Not A Number in IEEE Math
dougp at voodoo.ucsb.edu
dougp at voodoo.ucsb.edu
Thu Feb 22 16:23:00 AEST 1990
-Message-Text-Follows-
In article <10515 at alice.UUCP>, ark at alice.UUCP (Andrew Koenig) writes...
> 0.0 * infinity = NaN (+ or - infinity -- I think it's implementation
> defined whether or not NaN has a sign)
> 0.0 * NaN = NaN (as mentioned before)
> 0.0 * anything else = 0.0
>
> NaN / NaN = NaN (as mentioned before)
>
> infinity / infinity = NaN
> infinity / NaN = Nan (as mentioned before)

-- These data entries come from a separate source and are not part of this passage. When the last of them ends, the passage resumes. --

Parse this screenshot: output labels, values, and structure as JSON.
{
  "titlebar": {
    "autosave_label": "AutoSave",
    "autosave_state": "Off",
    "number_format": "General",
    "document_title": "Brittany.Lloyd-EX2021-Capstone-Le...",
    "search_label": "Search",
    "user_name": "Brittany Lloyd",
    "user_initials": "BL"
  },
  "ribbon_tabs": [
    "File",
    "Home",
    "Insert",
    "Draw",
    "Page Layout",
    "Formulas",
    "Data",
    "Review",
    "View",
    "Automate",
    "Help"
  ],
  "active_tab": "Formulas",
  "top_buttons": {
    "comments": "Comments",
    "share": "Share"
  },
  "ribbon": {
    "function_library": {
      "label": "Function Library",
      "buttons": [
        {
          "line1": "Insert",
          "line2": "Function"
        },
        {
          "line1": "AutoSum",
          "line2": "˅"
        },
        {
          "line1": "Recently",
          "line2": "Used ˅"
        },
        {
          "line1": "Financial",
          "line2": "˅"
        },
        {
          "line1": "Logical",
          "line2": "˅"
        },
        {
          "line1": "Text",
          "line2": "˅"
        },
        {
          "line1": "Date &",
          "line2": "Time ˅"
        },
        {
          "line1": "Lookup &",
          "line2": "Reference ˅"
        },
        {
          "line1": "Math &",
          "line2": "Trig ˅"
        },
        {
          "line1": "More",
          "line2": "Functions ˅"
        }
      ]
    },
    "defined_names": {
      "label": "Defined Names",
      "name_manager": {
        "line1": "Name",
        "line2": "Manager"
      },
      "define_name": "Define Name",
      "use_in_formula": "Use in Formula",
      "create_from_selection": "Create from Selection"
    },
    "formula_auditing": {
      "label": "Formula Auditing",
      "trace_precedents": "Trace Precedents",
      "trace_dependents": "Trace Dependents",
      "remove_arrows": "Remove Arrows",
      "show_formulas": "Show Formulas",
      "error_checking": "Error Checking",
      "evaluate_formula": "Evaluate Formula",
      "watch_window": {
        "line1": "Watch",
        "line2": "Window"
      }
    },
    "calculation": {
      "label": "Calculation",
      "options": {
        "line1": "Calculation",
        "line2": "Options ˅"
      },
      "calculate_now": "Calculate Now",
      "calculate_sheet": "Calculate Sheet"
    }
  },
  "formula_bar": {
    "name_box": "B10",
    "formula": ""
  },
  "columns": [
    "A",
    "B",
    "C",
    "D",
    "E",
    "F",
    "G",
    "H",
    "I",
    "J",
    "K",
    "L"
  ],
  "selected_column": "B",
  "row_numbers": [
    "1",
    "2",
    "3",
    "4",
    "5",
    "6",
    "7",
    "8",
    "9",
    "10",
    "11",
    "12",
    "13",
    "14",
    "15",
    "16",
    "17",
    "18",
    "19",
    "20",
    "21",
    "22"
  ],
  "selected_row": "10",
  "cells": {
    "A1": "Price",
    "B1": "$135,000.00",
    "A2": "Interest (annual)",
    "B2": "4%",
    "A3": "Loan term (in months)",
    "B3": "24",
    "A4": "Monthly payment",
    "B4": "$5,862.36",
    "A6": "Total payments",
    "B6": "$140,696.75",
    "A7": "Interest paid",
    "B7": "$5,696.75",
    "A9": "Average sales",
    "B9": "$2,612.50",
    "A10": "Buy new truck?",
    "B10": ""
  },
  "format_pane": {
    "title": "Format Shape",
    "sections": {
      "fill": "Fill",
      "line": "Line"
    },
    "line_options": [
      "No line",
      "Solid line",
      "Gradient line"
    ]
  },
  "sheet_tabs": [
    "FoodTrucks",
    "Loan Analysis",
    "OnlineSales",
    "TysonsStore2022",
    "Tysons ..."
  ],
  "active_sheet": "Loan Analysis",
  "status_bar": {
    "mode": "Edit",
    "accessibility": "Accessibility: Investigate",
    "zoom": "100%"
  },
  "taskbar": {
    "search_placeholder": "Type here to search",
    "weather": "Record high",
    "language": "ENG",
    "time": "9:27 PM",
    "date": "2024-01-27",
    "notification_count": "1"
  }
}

> infinity / anything else = infinity
Does this mean that compilers arn't alowed to optimize code?
Suppose someone writes:
double a,b;
a=NaN; /* who cares how*/
b=NaN;
a/a==1 /*can the compiler optomize this to TRUE ?*/
a/b!=1 /*this should work out to TRUE*/
0*a /*can the compiler optomize this to 0? */
In most cases you never run into NaNs, I think I would prefer to
have the compiler optomize a/a to 1 and 0*a to zero.